France set 9 of 14 possible national targets, all aligned with EU 2030 goals, and 50% of its 2025 trajectory points are on track. The country addressed 67% of the six Commission recommendations from 2025, with 33% showing significant policy changes. By end 2026, 27% of roadmap measures will end; the total public budget for these measures is EUR 3.15 billion. Notably, 72% of French people consider digital policy a very high or high priority for the EU.

very high-capacity network (VHCN) coverage reached 91.74% (EU average: 85.54%), fibre-to-the-premises (FTTP) coverage 91.74% (EU: 74.13%), and basic 5G coverage 96.44% (EU: 96.79%). However, 5G SIM cards as a share of population stand at 41.23%, well below the EU average of 55.55%. France also excels in AI ecosystems, with a vibrant startup scene and research output.

Weaknesses are concentrated in digital adoption by businesses and the workforce. Only 52.0% of SMEs have at least basic digital intensity, far below the EU average of 69.4%. AI adoption by businesses is 9.9%, roughly half the EU rate of 18.2%. ICT specialists make up 4.8% of the workforce, slightly below the EU average of 4.9%, and growth has been sluggish. Digital public services for citizens scored 71.2, just under the EU average of 72.0, while services for businesses scored 76.9, above the EU average of 74.6.

France allocates EUR 8.1 billion (22% of its recovery plan) and EUR 2.0 billion (12% of cohesion funding) to the digital transition. The Commission's recommendations focus on accelerating SME digitalisation, expanding the ICT specialist pipeline, boosting AI uptake, improving digital public services, sustaining semiconductor production, and consolidating quantum technology leadership.
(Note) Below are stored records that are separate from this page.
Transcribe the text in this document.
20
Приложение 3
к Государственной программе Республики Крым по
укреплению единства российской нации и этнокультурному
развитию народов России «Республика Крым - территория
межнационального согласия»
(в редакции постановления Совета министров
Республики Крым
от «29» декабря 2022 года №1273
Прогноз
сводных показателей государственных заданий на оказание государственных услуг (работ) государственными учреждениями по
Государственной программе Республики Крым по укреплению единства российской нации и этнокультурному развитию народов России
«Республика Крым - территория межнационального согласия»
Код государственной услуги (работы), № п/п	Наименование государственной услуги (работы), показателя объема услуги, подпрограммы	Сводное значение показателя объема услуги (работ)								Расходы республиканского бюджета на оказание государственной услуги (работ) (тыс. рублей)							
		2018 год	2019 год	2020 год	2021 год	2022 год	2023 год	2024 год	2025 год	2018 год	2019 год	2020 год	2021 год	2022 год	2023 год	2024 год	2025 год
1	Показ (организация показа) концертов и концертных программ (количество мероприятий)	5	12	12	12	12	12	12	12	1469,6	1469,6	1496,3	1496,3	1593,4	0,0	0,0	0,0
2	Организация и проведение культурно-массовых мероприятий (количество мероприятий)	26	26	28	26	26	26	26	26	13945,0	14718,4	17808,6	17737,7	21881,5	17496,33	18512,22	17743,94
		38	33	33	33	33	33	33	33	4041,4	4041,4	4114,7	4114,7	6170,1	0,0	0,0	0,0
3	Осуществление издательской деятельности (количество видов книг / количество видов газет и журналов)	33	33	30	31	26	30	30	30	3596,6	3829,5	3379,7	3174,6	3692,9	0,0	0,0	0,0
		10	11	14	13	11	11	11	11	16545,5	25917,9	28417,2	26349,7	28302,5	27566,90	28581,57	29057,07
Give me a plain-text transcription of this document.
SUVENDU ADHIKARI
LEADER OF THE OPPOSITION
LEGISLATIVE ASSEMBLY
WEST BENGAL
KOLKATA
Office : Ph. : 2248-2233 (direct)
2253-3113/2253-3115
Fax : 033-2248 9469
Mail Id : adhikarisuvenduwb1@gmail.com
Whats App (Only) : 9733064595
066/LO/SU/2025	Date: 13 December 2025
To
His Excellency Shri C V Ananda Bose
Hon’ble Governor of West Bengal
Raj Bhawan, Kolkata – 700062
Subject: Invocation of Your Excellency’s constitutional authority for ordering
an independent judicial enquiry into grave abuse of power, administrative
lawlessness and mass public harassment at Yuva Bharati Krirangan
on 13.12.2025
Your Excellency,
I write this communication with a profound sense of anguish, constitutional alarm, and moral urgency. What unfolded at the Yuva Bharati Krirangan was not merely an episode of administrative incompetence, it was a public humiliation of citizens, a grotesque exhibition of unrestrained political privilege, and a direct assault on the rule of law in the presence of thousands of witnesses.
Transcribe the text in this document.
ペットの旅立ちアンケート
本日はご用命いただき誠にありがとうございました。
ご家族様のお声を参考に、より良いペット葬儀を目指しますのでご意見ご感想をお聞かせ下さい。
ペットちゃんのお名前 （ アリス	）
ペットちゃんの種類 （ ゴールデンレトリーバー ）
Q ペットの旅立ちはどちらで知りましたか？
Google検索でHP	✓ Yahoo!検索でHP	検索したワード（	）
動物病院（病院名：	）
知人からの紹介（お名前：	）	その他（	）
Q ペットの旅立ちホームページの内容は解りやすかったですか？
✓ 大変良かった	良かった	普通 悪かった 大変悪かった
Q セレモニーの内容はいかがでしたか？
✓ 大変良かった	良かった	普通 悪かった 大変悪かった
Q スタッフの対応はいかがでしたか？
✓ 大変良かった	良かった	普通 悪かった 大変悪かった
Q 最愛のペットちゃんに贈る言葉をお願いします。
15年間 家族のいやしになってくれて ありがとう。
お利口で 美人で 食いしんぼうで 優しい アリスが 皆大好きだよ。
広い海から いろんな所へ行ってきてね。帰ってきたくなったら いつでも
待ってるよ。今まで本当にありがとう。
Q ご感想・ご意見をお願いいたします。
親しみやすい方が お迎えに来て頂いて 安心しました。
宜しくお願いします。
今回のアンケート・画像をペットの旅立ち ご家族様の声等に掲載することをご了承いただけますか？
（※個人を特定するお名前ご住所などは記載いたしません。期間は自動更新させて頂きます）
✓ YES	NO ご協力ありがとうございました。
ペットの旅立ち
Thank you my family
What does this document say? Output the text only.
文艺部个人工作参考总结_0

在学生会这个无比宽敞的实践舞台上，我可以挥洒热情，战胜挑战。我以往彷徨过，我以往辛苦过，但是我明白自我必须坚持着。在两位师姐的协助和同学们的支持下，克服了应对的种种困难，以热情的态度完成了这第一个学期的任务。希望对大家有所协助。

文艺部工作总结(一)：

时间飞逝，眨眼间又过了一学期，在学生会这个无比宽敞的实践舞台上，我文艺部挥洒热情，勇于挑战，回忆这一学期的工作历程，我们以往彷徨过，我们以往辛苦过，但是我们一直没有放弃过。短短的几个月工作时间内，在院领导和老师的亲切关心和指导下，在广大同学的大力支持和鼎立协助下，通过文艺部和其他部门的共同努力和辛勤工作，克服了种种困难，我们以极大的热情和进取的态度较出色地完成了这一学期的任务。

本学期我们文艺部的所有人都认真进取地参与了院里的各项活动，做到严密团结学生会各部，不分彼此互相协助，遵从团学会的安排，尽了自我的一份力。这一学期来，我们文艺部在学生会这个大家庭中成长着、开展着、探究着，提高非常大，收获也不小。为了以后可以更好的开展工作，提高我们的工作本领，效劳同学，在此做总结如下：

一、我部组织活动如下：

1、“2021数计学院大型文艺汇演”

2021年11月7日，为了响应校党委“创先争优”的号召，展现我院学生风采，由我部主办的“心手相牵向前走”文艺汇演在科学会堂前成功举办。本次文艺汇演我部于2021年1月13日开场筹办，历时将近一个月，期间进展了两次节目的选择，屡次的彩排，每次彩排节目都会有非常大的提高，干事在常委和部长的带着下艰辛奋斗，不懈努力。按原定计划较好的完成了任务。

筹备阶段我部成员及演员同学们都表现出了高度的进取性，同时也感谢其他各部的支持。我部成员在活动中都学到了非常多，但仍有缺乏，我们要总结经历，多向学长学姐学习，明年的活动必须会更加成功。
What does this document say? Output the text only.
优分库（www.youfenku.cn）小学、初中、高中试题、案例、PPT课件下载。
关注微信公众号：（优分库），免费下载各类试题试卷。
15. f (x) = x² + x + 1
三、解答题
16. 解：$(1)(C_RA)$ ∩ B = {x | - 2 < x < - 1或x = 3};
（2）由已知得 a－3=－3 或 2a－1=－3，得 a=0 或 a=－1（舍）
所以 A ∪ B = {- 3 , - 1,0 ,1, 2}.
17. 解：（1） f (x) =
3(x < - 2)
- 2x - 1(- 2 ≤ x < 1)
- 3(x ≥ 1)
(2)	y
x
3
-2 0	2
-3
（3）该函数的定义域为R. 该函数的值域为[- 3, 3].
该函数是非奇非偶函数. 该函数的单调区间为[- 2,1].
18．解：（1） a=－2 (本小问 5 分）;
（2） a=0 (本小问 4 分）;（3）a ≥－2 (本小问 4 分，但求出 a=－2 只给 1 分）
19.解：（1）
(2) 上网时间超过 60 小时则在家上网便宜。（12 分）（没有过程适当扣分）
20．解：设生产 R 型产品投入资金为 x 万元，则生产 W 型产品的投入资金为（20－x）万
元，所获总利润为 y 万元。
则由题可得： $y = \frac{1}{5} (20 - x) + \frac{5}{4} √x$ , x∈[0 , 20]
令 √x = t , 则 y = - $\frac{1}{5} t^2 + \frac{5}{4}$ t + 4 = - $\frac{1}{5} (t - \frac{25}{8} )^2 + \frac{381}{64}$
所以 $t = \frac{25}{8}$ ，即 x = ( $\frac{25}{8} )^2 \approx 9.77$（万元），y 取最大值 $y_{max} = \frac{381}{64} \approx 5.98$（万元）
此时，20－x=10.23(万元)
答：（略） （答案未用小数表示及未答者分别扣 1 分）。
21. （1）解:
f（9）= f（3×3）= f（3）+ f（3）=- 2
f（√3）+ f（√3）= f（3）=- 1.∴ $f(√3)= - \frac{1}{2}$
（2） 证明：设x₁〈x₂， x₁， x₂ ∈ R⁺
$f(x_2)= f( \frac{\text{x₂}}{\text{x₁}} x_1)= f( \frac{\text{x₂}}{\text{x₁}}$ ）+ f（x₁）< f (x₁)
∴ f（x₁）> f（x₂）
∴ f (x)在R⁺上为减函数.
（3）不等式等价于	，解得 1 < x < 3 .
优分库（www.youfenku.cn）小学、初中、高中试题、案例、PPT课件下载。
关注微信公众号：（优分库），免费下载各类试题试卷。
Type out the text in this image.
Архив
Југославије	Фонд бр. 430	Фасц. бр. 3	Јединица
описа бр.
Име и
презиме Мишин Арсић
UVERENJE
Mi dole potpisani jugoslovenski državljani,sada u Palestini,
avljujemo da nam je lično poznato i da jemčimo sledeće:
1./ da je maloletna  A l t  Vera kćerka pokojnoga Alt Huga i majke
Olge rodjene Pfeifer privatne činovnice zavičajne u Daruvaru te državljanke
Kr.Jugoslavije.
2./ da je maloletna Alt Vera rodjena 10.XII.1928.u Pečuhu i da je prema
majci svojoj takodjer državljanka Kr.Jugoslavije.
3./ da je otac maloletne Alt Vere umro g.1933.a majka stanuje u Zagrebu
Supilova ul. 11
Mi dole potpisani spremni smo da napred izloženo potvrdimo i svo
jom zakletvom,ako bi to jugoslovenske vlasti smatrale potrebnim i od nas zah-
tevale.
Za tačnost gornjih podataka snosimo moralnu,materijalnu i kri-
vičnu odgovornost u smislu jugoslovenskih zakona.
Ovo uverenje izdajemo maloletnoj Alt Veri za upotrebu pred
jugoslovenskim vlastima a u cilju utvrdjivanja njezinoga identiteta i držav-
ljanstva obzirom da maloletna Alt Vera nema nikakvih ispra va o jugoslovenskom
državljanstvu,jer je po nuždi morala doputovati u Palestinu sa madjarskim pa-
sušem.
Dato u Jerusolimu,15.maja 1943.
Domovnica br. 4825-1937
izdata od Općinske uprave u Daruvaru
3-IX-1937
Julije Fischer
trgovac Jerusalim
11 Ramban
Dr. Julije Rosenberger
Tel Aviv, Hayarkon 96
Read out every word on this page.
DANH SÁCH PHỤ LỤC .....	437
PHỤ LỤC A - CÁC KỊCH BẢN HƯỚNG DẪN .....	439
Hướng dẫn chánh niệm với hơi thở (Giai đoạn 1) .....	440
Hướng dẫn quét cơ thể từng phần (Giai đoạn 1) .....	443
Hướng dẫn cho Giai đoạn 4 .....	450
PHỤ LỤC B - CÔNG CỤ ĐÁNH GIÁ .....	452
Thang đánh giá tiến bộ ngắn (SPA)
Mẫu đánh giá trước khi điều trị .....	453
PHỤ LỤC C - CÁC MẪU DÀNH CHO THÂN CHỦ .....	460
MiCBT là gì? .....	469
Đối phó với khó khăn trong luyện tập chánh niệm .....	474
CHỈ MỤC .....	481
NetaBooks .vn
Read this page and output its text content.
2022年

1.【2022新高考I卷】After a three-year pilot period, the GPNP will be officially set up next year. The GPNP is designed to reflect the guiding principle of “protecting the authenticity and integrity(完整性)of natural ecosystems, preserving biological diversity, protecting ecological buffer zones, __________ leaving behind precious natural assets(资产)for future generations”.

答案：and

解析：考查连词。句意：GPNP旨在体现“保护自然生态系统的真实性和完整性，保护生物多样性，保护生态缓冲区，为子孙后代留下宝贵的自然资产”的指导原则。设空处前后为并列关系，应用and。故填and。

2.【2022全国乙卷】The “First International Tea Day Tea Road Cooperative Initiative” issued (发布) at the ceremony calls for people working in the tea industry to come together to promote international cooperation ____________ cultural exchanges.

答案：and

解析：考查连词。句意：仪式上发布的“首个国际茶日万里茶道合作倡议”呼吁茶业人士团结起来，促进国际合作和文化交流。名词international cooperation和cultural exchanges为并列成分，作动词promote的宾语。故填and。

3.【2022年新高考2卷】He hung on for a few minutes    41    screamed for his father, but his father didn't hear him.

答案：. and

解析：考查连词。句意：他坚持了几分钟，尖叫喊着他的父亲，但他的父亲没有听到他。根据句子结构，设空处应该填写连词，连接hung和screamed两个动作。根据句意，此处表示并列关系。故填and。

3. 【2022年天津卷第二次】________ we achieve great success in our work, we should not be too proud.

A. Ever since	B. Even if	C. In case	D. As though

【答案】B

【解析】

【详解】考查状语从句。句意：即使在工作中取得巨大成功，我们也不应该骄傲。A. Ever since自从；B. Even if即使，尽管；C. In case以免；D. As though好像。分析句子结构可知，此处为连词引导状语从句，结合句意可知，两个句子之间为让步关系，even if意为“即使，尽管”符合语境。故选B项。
French SMEs face pressure to adopt digital tools to avoid falling further behind EU peers, while the government must invest in training and incentives. ICT specialists may see increased demand and policy support. The connectivity sector benefits from continued infrastructure investment. Digital public service users may experience gradual improvements if recommendations are implemented.

The Commission will monitor progress through annual Digital Decade reports. France is expected to update its national roadmap in response to the recommendations, with the next assessment due in 2027.